Friday, June 4, 2010

“Racism:” America’s “Toxic Tort”

“Racism:” America’s “Toxic Tort”

Racism is the systemic deprivation of all variants of human dignity based upon one’s perceived ancestry, by "white people", its inventors.

Systemic deprivation means “ubiquitous,” i.e., universal injury against certain “persons,” especially African descendents, who are impaired, divested, disabled, or disallowed from or in every day pursuits.

“Variants of human dignity” means that whole panoply of human endeavors, from earning income, to being educated, to living in a house, to religious and musical expression, to sports and the arts, to marrying and raising a family—in short, just plain living, including, liberty, property and the pursuit of happiness, itself.

“White people,” are people of Western European descent who are or who become inexorable beneficiaries of assorted rights, privileges and opportunities, without more, so long as they adhered to the predominant mores of North American (and formerly Southern African) “white people": being racist against blacks, ipse dixit.

Early English settlers in Virginia invented racism at Jamestown in North America, after 1619, when a Dutch man of war brought 20 captured Africans there, who were traded for tobacco. These early blacks became indentured servants, among the settlers, just like the white indentured servants with whom they co-existed and cohabited, under the sovereignty of the colonial master caste.

This colonial master caste invented racism to divide the black indentured servants from the white indentured servants, especially after Nathaniel Bacon’s Rebellion in 1676, wherein the indentured servants, black and white, rose up against the colonial caste under the leadership of a scion of the landed gentry and a member of the Virginia House of Burgesses, Nathaniel Bacon. Bacon died before the rebellion concluded, which at any event failed. But, it succeeded in causing the master caste to construct, encode and enforce ever deepening distinctions, between whites and blacks, eventually codified in law and custom and calcified in economics and culture. See Cooper, William J, Liberty and Slavery: Southern Politics to 1860, Univ of South Carolina Press, 2001, p. 9-10. http://www.amazon.com/Liberty-Slavery-Southern-Politics-1860/dp/1570033870#reader_1570033870.

Because white people invented “racism” which furnished them an economic boon, and was a white unifying force, racism not only has subsisted, and persisted; it has flourished, it has exponentially multiplied, as a staple of American democracy, as originally reflected in the U.S. Constitution and as formally declared in many United States Supreme Court decisions.

Under these decisions, Blacks were not “outlaws.” They were outside the law: Other.

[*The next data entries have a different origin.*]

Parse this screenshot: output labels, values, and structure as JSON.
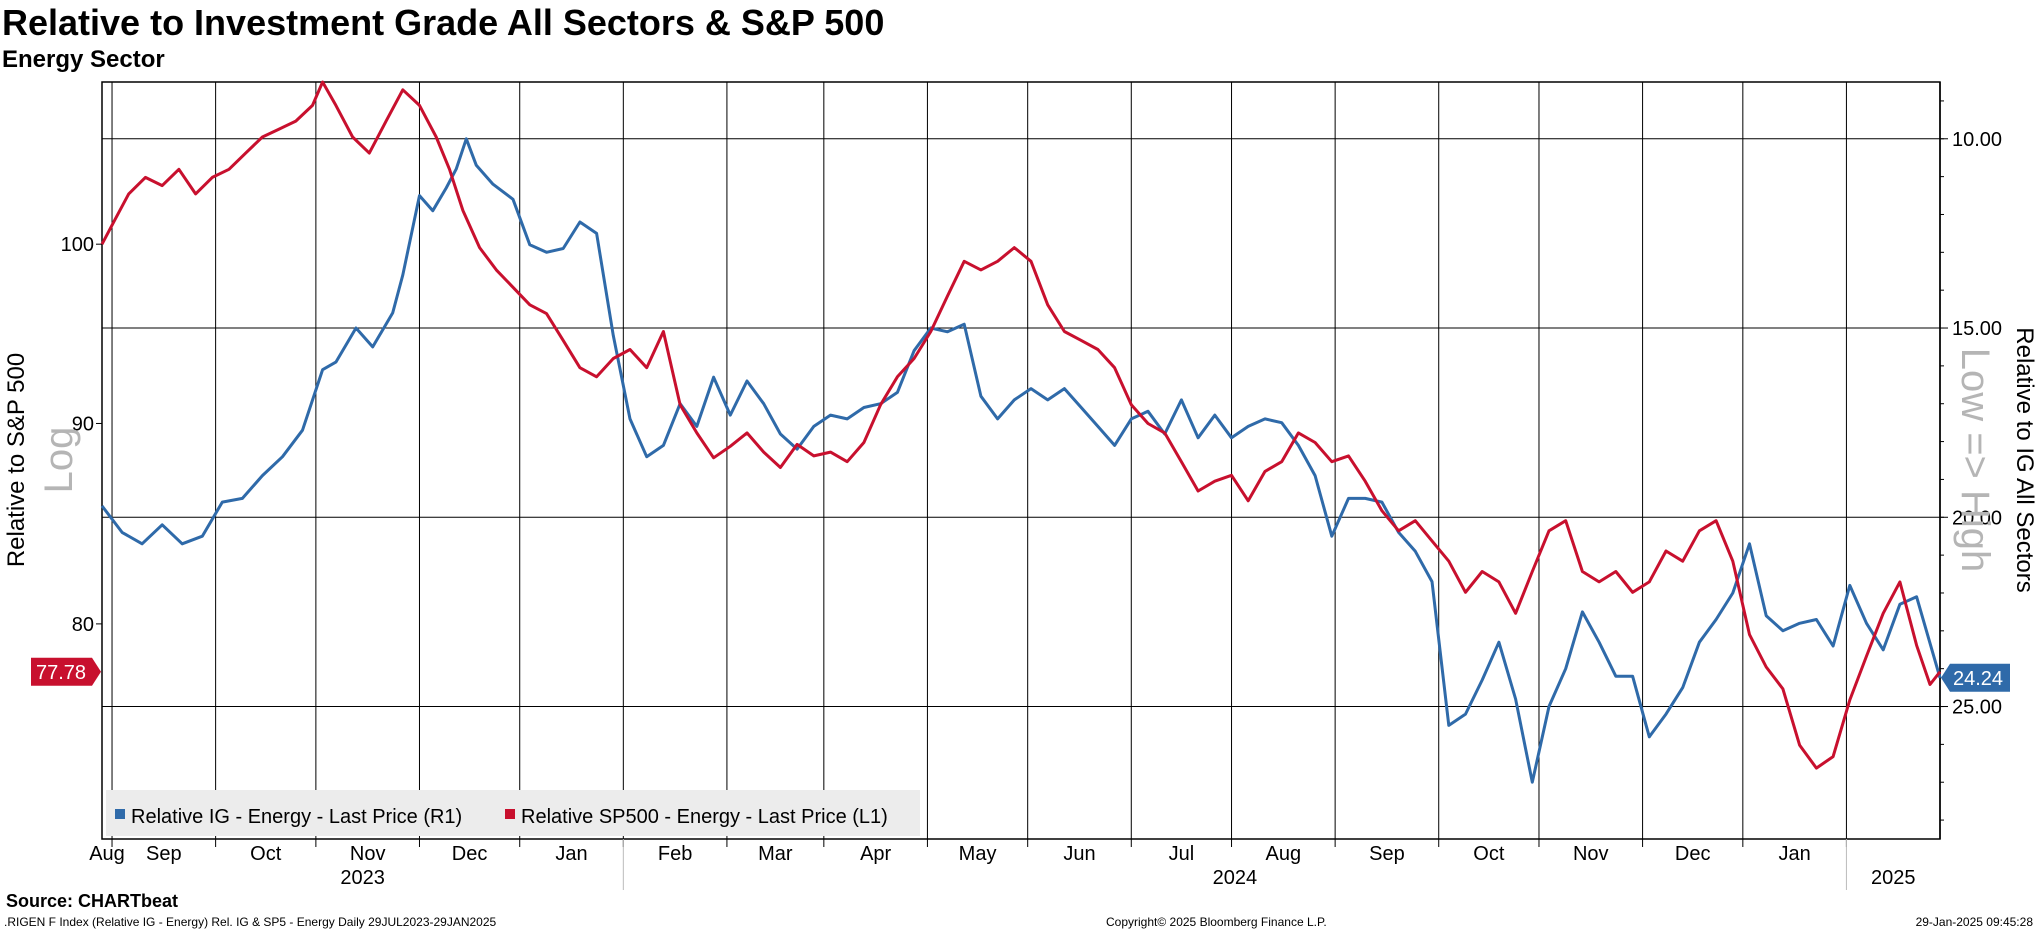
{
  "title": "Relative to Investment Grade All Sectors & S&P 500",
  "subtitle": "Energy Sector",
  "source": "Source: CHARTbeat",
  "footer": {
    "left": ".RIGEN F Index (Relative IG - Energy) Rel. IG & SP5 - Energy  Daily 29JUL2023-29JAN2025",
    "center": "Copyright© 2025 Bloomberg Finance L.P.",
    "right": "29-Jan-2025 09:45:28"
  },
  "chart_data": {
    "type": "line",
    "x_range": [
      "2023-07-29",
      "2025-01-29"
    ],
    "months": [
      "Aug",
      "Sep",
      "Oct",
      "Nov",
      "Dec",
      "Jan",
      "Feb",
      "Mar",
      "Apr",
      "May",
      "Jun",
      "Jul",
      "Aug",
      "Sep",
      "Oct",
      "Nov",
      "Dec",
      "Jan"
    ],
    "years": [
      "2023",
      "2024",
      "2025"
    ],
    "left_axis": {
      "label": "Relative to S&P 500",
      "scale_note": "Log",
      "scale": "log",
      "range": [
        70.5,
        110
      ],
      "ticks": [
        80,
        90,
        100
      ],
      "last_value_label": "77.78",
      "last_value": 77.78
    },
    "right_axis": {
      "label": "Relative to IG All Sectors",
      "scale_note": "Low => High",
      "inverted": true,
      "range": [
        8.5,
        28.5
      ],
      "ticks": [
        "10.00",
        "15.00",
        "20.00",
        "25.00"
      ],
      "last_value_label": "24.24",
      "last_value": 24.24
    },
    "legend_position": "bottom-left",
    "grid": true,
    "series": [
      {
        "name": "Relative IG - Energy - Last Price (R1)",
        "axis": "right",
        "color": "#2f6aa9",
        "points": [
          [
            "2023-07-29",
            19.7
          ],
          [
            "2023-08-04",
            20.4
          ],
          [
            "2023-08-10",
            20.7
          ],
          [
            "2023-08-16",
            20.2
          ],
          [
            "2023-08-22",
            20.7
          ],
          [
            "2023-08-28",
            20.5
          ],
          [
            "2023-09-03",
            19.6
          ],
          [
            "2023-09-09",
            19.5
          ],
          [
            "2023-09-15",
            18.9
          ],
          [
            "2023-09-21",
            18.4
          ],
          [
            "2023-09-27",
            17.7
          ],
          [
            "2023-10-03",
            16.1
          ],
          [
            "2023-10-07",
            15.9
          ],
          [
            "2023-10-13",
            15.0
          ],
          [
            "2023-10-18",
            15.5
          ],
          [
            "2023-10-24",
            14.6
          ],
          [
            "2023-10-27",
            13.6
          ],
          [
            "2023-11-01",
            11.5
          ],
          [
            "2023-11-05",
            11.9
          ],
          [
            "2023-11-09",
            11.3
          ],
          [
            "2023-11-12",
            10.8
          ],
          [
            "2023-11-15",
            10.0
          ],
          [
            "2023-11-18",
            10.7
          ],
          [
            "2023-11-23",
            11.2
          ],
          [
            "2023-11-29",
            11.6
          ],
          [
            "2023-12-04",
            12.8
          ],
          [
            "2023-12-09",
            13.0
          ],
          [
            "2023-12-14",
            12.9
          ],
          [
            "2023-12-19",
            12.2
          ],
          [
            "2023-12-24",
            12.5
          ],
          [
            "2023-12-29",
            15.2
          ],
          [
            "2024-01-03",
            17.4
          ],
          [
            "2024-01-08",
            18.4
          ],
          [
            "2024-01-13",
            18.1
          ],
          [
            "2024-01-18",
            17.0
          ],
          [
            "2024-01-23",
            17.6
          ],
          [
            "2024-01-28",
            16.3
          ],
          [
            "2024-02-02",
            17.3
          ],
          [
            "2024-02-07",
            16.4
          ],
          [
            "2024-02-12",
            17.0
          ],
          [
            "2024-02-17",
            17.8
          ],
          [
            "2024-02-22",
            18.2
          ],
          [
            "2024-02-27",
            17.6
          ],
          [
            "2024-03-03",
            17.3
          ],
          [
            "2024-03-08",
            17.4
          ],
          [
            "2024-03-13",
            17.1
          ],
          [
            "2024-03-18",
            17.0
          ],
          [
            "2024-03-23",
            16.7
          ],
          [
            "2024-03-28",
            15.6
          ],
          [
            "2024-04-02",
            15.0
          ],
          [
            "2024-04-07",
            15.1
          ],
          [
            "2024-04-12",
            14.9
          ],
          [
            "2024-04-17",
            16.8
          ],
          [
            "2024-04-22",
            17.4
          ],
          [
            "2024-04-27",
            16.9
          ],
          [
            "2024-05-02",
            16.6
          ],
          [
            "2024-05-07",
            16.9
          ],
          [
            "2024-05-12",
            16.6
          ],
          [
            "2024-05-17",
            17.1
          ],
          [
            "2024-05-22",
            17.6
          ],
          [
            "2024-05-27",
            18.1
          ],
          [
            "2024-06-01",
            17.4
          ],
          [
            "2024-06-06",
            17.2
          ],
          [
            "2024-06-11",
            17.8
          ],
          [
            "2024-06-16",
            16.9
          ],
          [
            "2024-06-21",
            17.9
          ],
          [
            "2024-06-26",
            17.3
          ],
          [
            "2024-07-01",
            17.9
          ],
          [
            "2024-07-06",
            17.6
          ],
          [
            "2024-07-11",
            17.4
          ],
          [
            "2024-07-16",
            17.5
          ],
          [
            "2024-07-21",
            18.1
          ],
          [
            "2024-07-26",
            18.9
          ],
          [
            "2024-07-31",
            20.5
          ],
          [
            "2024-08-05",
            19.5
          ],
          [
            "2024-08-10",
            19.5
          ],
          [
            "2024-08-15",
            19.6
          ],
          [
            "2024-08-20",
            20.4
          ],
          [
            "2024-08-25",
            20.9
          ],
          [
            "2024-08-30",
            21.7
          ],
          [
            "2024-09-04",
            25.5
          ],
          [
            "2024-09-09",
            25.2
          ],
          [
            "2024-09-14",
            24.3
          ],
          [
            "2024-09-19",
            23.3
          ],
          [
            "2024-09-24",
            24.8
          ],
          [
            "2024-09-29",
            27.0
          ],
          [
            "2024-10-04",
            25.0
          ],
          [
            "2024-10-09",
            24.0
          ],
          [
            "2024-10-14",
            22.5
          ],
          [
            "2024-10-19",
            23.3
          ],
          [
            "2024-10-24",
            24.2
          ],
          [
            "2024-10-29",
            24.2
          ],
          [
            "2024-11-03",
            25.8
          ],
          [
            "2024-11-08",
            25.2
          ],
          [
            "2024-11-13",
            24.5
          ],
          [
            "2024-11-18",
            23.3
          ],
          [
            "2024-11-23",
            22.7
          ],
          [
            "2024-11-28",
            22.0
          ],
          [
            "2024-12-03",
            20.7
          ],
          [
            "2024-12-08",
            22.6
          ],
          [
            "2024-12-13",
            23.0
          ],
          [
            "2024-12-18",
            22.8
          ],
          [
            "2024-12-23",
            22.7
          ],
          [
            "2024-12-28",
            23.4
          ],
          [
            "2025-01-02",
            21.8
          ],
          [
            "2025-01-07",
            22.8
          ],
          [
            "2025-01-12",
            23.5
          ],
          [
            "2025-01-17",
            22.3
          ],
          [
            "2025-01-22",
            22.1
          ],
          [
            "2025-01-29",
            24.24
          ]
        ]
      },
      {
        "name": "Relative SP500 - Energy - Last Price (L1)",
        "axis": "left",
        "color": "#c8102e",
        "points": [
          [
            "2023-07-29",
            100.0
          ],
          [
            "2023-08-02",
            101.5
          ],
          [
            "2023-08-06",
            103.0
          ],
          [
            "2023-08-11",
            104.0
          ],
          [
            "2023-08-16",
            103.5
          ],
          [
            "2023-08-21",
            104.5
          ],
          [
            "2023-08-26",
            103.0
          ],
          [
            "2023-08-31",
            104.0
          ],
          [
            "2023-09-05",
            104.5
          ],
          [
            "2023-09-10",
            105.5
          ],
          [
            "2023-09-15",
            106.5
          ],
          [
            "2023-09-20",
            107.0
          ],
          [
            "2023-09-25",
            107.5
          ],
          [
            "2023-09-30",
            108.5
          ],
          [
            "2023-10-03",
            110.0
          ],
          [
            "2023-10-07",
            108.5
          ],
          [
            "2023-10-12",
            106.5
          ],
          [
            "2023-10-17",
            105.5
          ],
          [
            "2023-10-22",
            107.5
          ],
          [
            "2023-10-27",
            109.5
          ],
          [
            "2023-11-01",
            108.5
          ],
          [
            "2023-11-06",
            106.5
          ],
          [
            "2023-11-10",
            104.5
          ],
          [
            "2023-11-14",
            102.0
          ],
          [
            "2023-11-19",
            99.8
          ],
          [
            "2023-11-24",
            98.5
          ],
          [
            "2023-11-29",
            97.5
          ],
          [
            "2023-12-04",
            96.5
          ],
          [
            "2023-12-09",
            96.0
          ],
          [
            "2023-12-14",
            94.5
          ],
          [
            "2023-12-19",
            93.0
          ],
          [
            "2023-12-24",
            92.5
          ],
          [
            "2023-12-29",
            93.5
          ],
          [
            "2024-01-03",
            94.0
          ],
          [
            "2024-01-08",
            93.0
          ],
          [
            "2024-01-13",
            95.0
          ],
          [
            "2024-01-18",
            91.0
          ],
          [
            "2024-01-23",
            89.5
          ],
          [
            "2024-01-28",
            88.2
          ],
          [
            "2024-02-02",
            88.8
          ],
          [
            "2024-02-07",
            89.5
          ],
          [
            "2024-02-12",
            88.5
          ],
          [
            "2024-02-17",
            87.7
          ],
          [
            "2024-02-22",
            88.9
          ],
          [
            "2024-02-27",
            88.3
          ],
          [
            "2024-03-03",
            88.5
          ],
          [
            "2024-03-08",
            88.0
          ],
          [
            "2024-03-13",
            89.0
          ],
          [
            "2024-03-18",
            91.0
          ],
          [
            "2024-03-23",
            92.5
          ],
          [
            "2024-03-28",
            93.5
          ],
          [
            "2024-04-02",
            95.0
          ],
          [
            "2024-04-07",
            97.0
          ],
          [
            "2024-04-12",
            99.0
          ],
          [
            "2024-04-17",
            98.5
          ],
          [
            "2024-04-22",
            99.0
          ],
          [
            "2024-04-27",
            99.8
          ],
          [
            "2024-05-02",
            99.0
          ],
          [
            "2024-05-07",
            96.5
          ],
          [
            "2024-05-12",
            95.0
          ],
          [
            "2024-05-17",
            94.5
          ],
          [
            "2024-05-22",
            94.0
          ],
          [
            "2024-05-27",
            93.0
          ],
          [
            "2024-06-01",
            91.0
          ],
          [
            "2024-06-06",
            90.0
          ],
          [
            "2024-06-11",
            89.5
          ],
          [
            "2024-06-16",
            88.0
          ],
          [
            "2024-06-21",
            86.5
          ],
          [
            "2024-06-26",
            87.0
          ],
          [
            "2024-07-01",
            87.3
          ],
          [
            "2024-07-06",
            86.0
          ],
          [
            "2024-07-11",
            87.5
          ],
          [
            "2024-07-16",
            88.0
          ],
          [
            "2024-07-21",
            89.5
          ],
          [
            "2024-07-26",
            89.0
          ],
          [
            "2024-07-31",
            88.0
          ],
          [
            "2024-08-05",
            88.3
          ],
          [
            "2024-08-10",
            87.0
          ],
          [
            "2024-08-15",
            85.5
          ],
          [
            "2024-08-20",
            84.5
          ],
          [
            "2024-08-25",
            85.0
          ],
          [
            "2024-08-30",
            84.0
          ],
          [
            "2024-09-04",
            83.0
          ],
          [
            "2024-09-09",
            81.5
          ],
          [
            "2024-09-14",
            82.5
          ],
          [
            "2024-09-19",
            82.0
          ],
          [
            "2024-09-24",
            80.5
          ],
          [
            "2024-09-29",
            82.5
          ],
          [
            "2024-10-04",
            84.5
          ],
          [
            "2024-10-09",
            85.0
          ],
          [
            "2024-10-14",
            82.5
          ],
          [
            "2024-10-19",
            82.0
          ],
          [
            "2024-10-24",
            82.5
          ],
          [
            "2024-10-29",
            81.5
          ],
          [
            "2024-11-03",
            82.0
          ],
          [
            "2024-11-08",
            83.5
          ],
          [
            "2024-11-13",
            83.0
          ],
          [
            "2024-11-18",
            84.5
          ],
          [
            "2024-11-23",
            85.0
          ],
          [
            "2024-11-28",
            83.0
          ],
          [
            "2024-12-03",
            79.5
          ],
          [
            "2024-12-08",
            78.0
          ],
          [
            "2024-12-13",
            77.0
          ],
          [
            "2024-12-18",
            74.5
          ],
          [
            "2024-12-23",
            73.5
          ],
          [
            "2024-12-28",
            74.0
          ],
          [
            "2025-01-02",
            76.5
          ],
          [
            "2025-01-07",
            78.5
          ],
          [
            "2025-01-12",
            80.5
          ],
          [
            "2025-01-17",
            82.0
          ],
          [
            "2025-01-22",
            79.0
          ],
          [
            "2025-01-26",
            77.2
          ],
          [
            "2025-01-29",
            77.78
          ]
        ]
      }
    ]
  }
}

They were non-persons, “invisible men” to quote Ralph Ellison, author of the eponymously named classic, Invisible Man. http://www.amazon.com/Invisible-Man-Ralph-Ellison/dp/0679732764

Like the oil now gushing forth into the Gulf of Mexico, racism also gushed forth, like a plague, across the United States of America, and into every fiber, sanctuary, and estuary of American life. We are still endeavoring to mop up its lethal and lubricious legacy. It spread all over America, because its benefits covered all of white America, whether they wanted it to or not.

Moreover, as oil is toxic, so is racism. As oil has many byproducts, so does racism. As oil is ugly, so is racism. Racism is toxic. As practiced, racism is also a “tort,” a civil wrong. Even so, lawyers typically classify racism under “civil rights.” There’s nothing right about racism. It is America’s toxic tort: crying out for remediation.

If we would contribute the soon—to—be billions of dollars used to attempt to staunch the oil gusher to also attempt to staunch the racism gusher, America and the world would be a better place. The oil is a mere metaphor. May neither oil, nor racism, presage an All--American Apocalypse. And, may both be overcome in the near term!